After a disastrous bailout of the Cypriot banking system, one of the world’s top rating agencies downgraded the sovereign rating of Cyprus. One of the concerns cited by Moody’s is the possibility of Cyprus leaving the eurozone.
Moreover, the ratings agency believes that the restructuring of the two biggest Cypriot banks will lead to “economic dislocation” and that the imposition of capital controls will further increase the risks of exiting the eurozone.
Moody’s analysts are not the first to point out such a possibility. Several politicians and economists have advised the Cypriot government to return to the Cypriot Pound in order to make the island’s economy competitive. One of the most vocal supporters of the return to the Cypriot Pound is the conservative British MEP Daniel Hannan who told SkyNews that the best solution for Cyprus is to default on its debts, decouple from the eurozone and devalue the local currency. Even the local religious leaders, like the Archbishop of Nicosia, have raised their voice in support of exiting the eurzone.
The international rating agencies consider that a return to a national currency would be a disaster, but it is worth noting that a partial return to a national currency has already taken place. Because of the capital controls imposed by the ECB, a euro from the Cypriot banking system does not have the same qualities as a euro from an account in a German bank.
A “Cypriot euro” cannot be freely exchanged or transferred to a bank account in another country, so it is safe to say that the European Union has two types of currencies, a “normal euro” and “Cypriot euro”. Most likely, the capital controls will not be lifted soon, even though the European officials promise that the free flow of capital will be allowed next week.

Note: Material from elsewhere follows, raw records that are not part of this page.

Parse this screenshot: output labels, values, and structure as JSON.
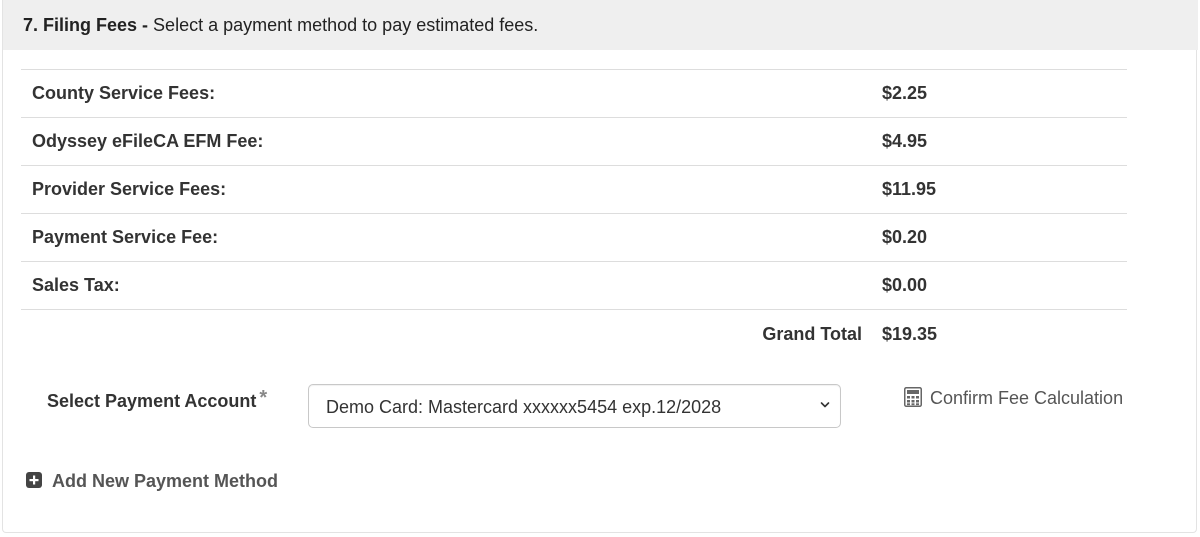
{
  "section": {
    "number_title": "7. Filing Fees -",
    "description": "Select a payment method to pay estimated fees."
  },
  "fees": [
    {
      "label": "County Service Fees:",
      "amount": "$2.25"
    },
    {
      "label": "Odyssey eFileCA EFM Fee:",
      "amount": "$4.95"
    },
    {
      "label": "Provider Service Fees:",
      "amount": "$11.95"
    },
    {
      "label": "Payment Service Fee:",
      "amount": "$0.20"
    },
    {
      "label": "Sales Tax:",
      "amount": "$0.00"
    }
  ],
  "total": {
    "label": "Grand Total",
    "amount": "$19.35"
  },
  "payment": {
    "label": "Select Payment Account",
    "required_marker": "*",
    "selected_value": "Demo Card: Mastercard xxxxxx5454 exp.12/2028"
  },
  "confirm_fee": {
    "label": "Confirm Fee Calculation",
    "icon": "calculator-icon"
  },
  "add_method": {
    "label": "Add New Payment Method",
    "icon": "plus-square-icon"
  }
}
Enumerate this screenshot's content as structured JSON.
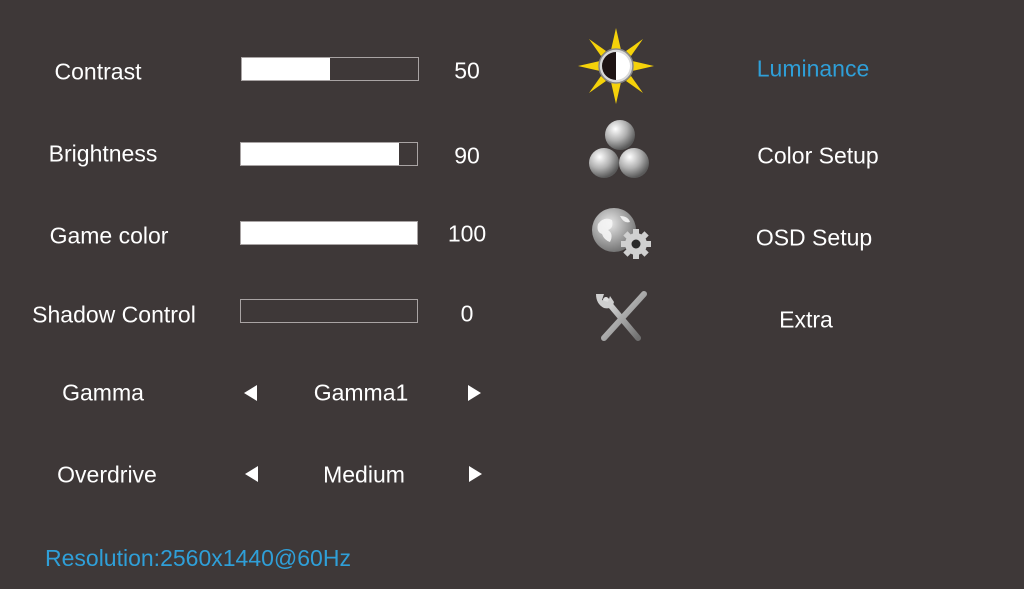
{
  "settings": [
    {
      "label": "Contrast",
      "type": "slider",
      "value": "50",
      "fraction": 0.5
    },
    {
      "label": "Brightness",
      "type": "slider",
      "value": "90",
      "fraction": 0.9
    },
    {
      "label": "Game color",
      "type": "slider",
      "value": "100",
      "fraction": 1.0
    },
    {
      "label": "Shadow Control",
      "type": "slider",
      "value": "0",
      "fraction": 0.0
    },
    {
      "label": "Gamma",
      "type": "selector",
      "value": "Gamma1"
    },
    {
      "label": "Overdrive",
      "type": "selector",
      "value": "Medium"
    }
  ],
  "menu": [
    {
      "label": "Luminance",
      "icon": "sun-contrast-icon",
      "active": true
    },
    {
      "label": "Color Setup",
      "icon": "color-spheres-icon",
      "active": false
    },
    {
      "label": "OSD Setup",
      "icon": "globe-gear-icon",
      "active": false
    },
    {
      "label": "Extra",
      "icon": "tools-icon",
      "active": false
    }
  ],
  "status": {
    "resolution": "Resolution:2560x1440@60Hz"
  },
  "colors": {
    "background": "#3e3838",
    "active": "#2f9fd8",
    "text": "#ffffff",
    "sun": "#f5d20a"
  }
}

If the capital controls are lifted, the massive capital flight from the Cypriot banks will instantly bankrupt the island’s banking system, so the ECB will be very reluctant to lift the restrictions on capital flow.

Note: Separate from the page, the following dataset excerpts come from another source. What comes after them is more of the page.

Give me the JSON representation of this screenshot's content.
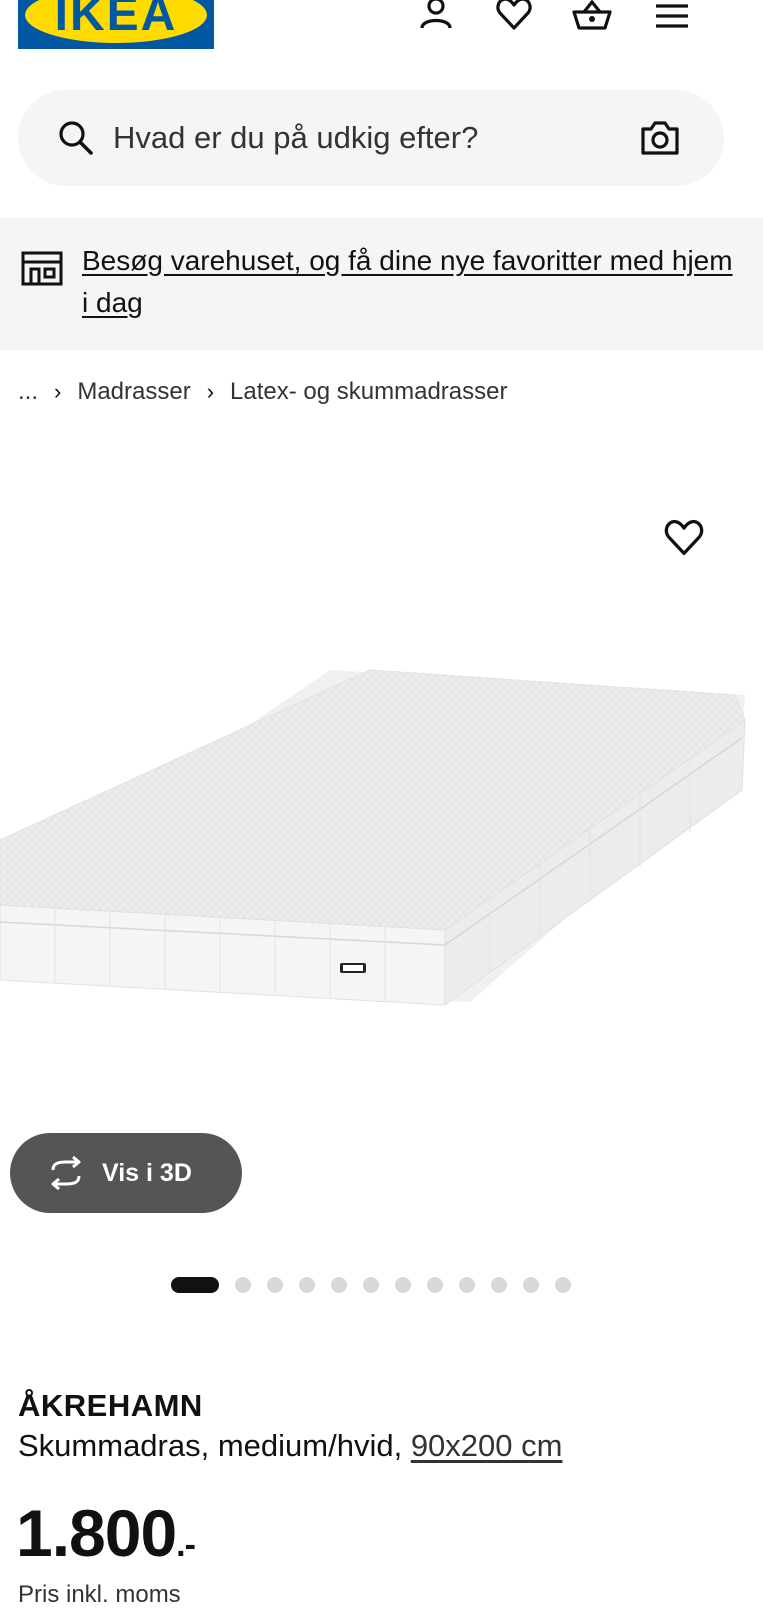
{
  "header": {
    "logo_text": "IKEA",
    "icons": [
      "profile-icon",
      "heart-icon",
      "basket-icon",
      "menu-icon"
    ]
  },
  "search": {
    "placeholder": "Hvad er du på udkig efter?",
    "icon": "search-icon",
    "camera_icon": "camera-icon"
  },
  "store_banner": {
    "icon": "store-icon",
    "text": "Besøg varehuset, og få dine nye favoritter med hjem i dag"
  },
  "breadcrumb": {
    "ellipsis": "...",
    "items": [
      "Madrasser",
      "Latex- og skummadrasser"
    ]
  },
  "gallery": {
    "view_3d_label": "Vis i 3D",
    "total_images": 13,
    "active_index": 0
  },
  "product": {
    "name": "ÅKREHAMN",
    "description": "Skummadras, medium/hvid,",
    "size": "90x200 cm",
    "price": "1.800",
    "price_suffix": ".-",
    "vat_note": "Pris inkl. moms"
  },
  "colors": {
    "brand_blue": "#0058a3",
    "brand_yellow": "#ffdb00",
    "banner_bg": "#f5f5f5",
    "button_3d_bg": "#555555"
  }
}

Today, Cyprus has a surrogate national currency but doesn’t have any benefits associated with it, because Cyprus can’t print the “Cypriot euro”. If this is the case, then why not go all the way and take Daniel Hannan’s advice? Defaulting on the sovereign debts, decoupling from the eurozone and devaluing the local currency is not a panacea but is likely to be a better solution than the toxic bailout prescribed by the Eurogroup.